Lin John M, Bohland Jason W, Andrews Peter, Burns Gully A P C, Allen Cara B, Mitra Partha P
Cold Spring Harbor Laboratory, Cold Spring Harbor, New York, United States of America.
PLoS One. 2008 Apr 30;3(4):e2052. doi: 10.1371/journal.pone.0002052.
Annual meeting abstracts published by scientific societies often contain rich arrays of information that can be computationally mined and distilled to elucidate the state and dynamics of the subject field. We extracted and processed abstract data from the Society for Neuroscience (SFN) annual meeting abstracts during the period 2001-2006 in order to gain an objective view of contemporary neuroscience. An important first step in the process was the application of data cleaning and disambiguation methods to construct a unified database, since the data were too noisy to be of full utility in the raw form initially available. Using natural language processing, text mining, and other data analysis techniques, we then examined the demographics and structure of the scientific collaboration network, the dynamics of the field over time, major research trends, and the structure of the sources of research funding. Some interesting findings include a high geographical concentration of neuroscience research in the north eastern United States, a surprisingly large transient population (66% of the authors appear in only one out of the six studied years), the central role played by the study of neurodegenerative disorders in the neuroscience community, and an apparent growth of behavioral/systems neuroscience with a corresponding shrinkage of cellular/molecular neuroscience over the six year period. The results from this work will prove useful for scientists, policy makers, and funding agencies seeking to gain a complete and unbiased picture of the community structure and body of knowledge encapsulated by a specific scientific domain.

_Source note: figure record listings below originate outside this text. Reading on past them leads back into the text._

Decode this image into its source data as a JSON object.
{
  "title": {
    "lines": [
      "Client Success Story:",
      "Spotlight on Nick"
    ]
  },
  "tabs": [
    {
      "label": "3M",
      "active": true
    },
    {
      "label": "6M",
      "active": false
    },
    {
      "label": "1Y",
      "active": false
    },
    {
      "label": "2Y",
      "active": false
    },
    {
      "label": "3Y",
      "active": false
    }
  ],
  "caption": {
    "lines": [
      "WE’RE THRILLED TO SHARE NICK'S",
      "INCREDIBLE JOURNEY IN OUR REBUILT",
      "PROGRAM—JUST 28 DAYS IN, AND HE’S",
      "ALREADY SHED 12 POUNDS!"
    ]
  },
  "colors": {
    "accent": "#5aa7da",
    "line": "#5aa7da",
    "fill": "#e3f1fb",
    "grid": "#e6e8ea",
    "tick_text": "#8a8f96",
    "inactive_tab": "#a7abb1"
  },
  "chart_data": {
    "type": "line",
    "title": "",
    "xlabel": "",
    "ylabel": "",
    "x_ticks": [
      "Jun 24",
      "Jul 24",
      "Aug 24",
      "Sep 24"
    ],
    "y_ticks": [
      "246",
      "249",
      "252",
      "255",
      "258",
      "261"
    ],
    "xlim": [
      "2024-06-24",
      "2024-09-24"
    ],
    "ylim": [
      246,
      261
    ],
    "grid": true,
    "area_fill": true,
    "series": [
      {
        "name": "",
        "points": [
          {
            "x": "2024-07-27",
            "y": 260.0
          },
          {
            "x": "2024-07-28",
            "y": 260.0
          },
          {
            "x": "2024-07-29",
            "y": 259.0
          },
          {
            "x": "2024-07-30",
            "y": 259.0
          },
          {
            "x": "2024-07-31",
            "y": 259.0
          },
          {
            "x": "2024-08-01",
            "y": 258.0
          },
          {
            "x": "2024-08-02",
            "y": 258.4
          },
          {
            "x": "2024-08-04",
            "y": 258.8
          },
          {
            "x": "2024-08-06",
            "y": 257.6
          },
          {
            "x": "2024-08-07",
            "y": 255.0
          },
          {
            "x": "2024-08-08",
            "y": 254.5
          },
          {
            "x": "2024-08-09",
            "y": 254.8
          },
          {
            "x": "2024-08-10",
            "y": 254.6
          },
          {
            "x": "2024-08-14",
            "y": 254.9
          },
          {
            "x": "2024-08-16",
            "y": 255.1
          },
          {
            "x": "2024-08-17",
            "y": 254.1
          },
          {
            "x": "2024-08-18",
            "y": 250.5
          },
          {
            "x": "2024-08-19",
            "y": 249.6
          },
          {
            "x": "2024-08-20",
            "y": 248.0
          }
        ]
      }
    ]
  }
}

科学协会发表的年会摘要通常包含丰富的信息阵列,这些信息可以通过计算挖掘和提炼,以阐明该学科领域的现状和动态。我们提取并处理了2001年至2006年期间神经科学学会(SFN)年会摘要中的数据,以便对当代神经科学有一个客观的认识。该过程中重要的第一步是应用数据清理和消除歧义的方法来构建一个统一的数据库,因为最初获得的原始数据噪声太大,无法充分利用。然后,我们使用自然语言处理、文本挖掘和其他数据分析技术,研究了科学合作网络的人口统计学和结构、该领域随时间的动态、主要研究趋势以及研究资金来源的结构。一些有趣的发现包括:神经科学研究在美国东北部高度集中; transient population(暂译:流动人口)数量惊人(66%的作者仅在六个研究年份中的一年出现);神经退行性疾病研究在神经科学界发挥的核心作用;以及在六年期间行为/系统神经科学明显增长,而细胞/分子神经科学相应萎缩。这项工作的结果将证明对寻求全面、公正地了解特定科学领域所涵盖的社区结构和知识体系的科学家、政策制定者和资助机构有用。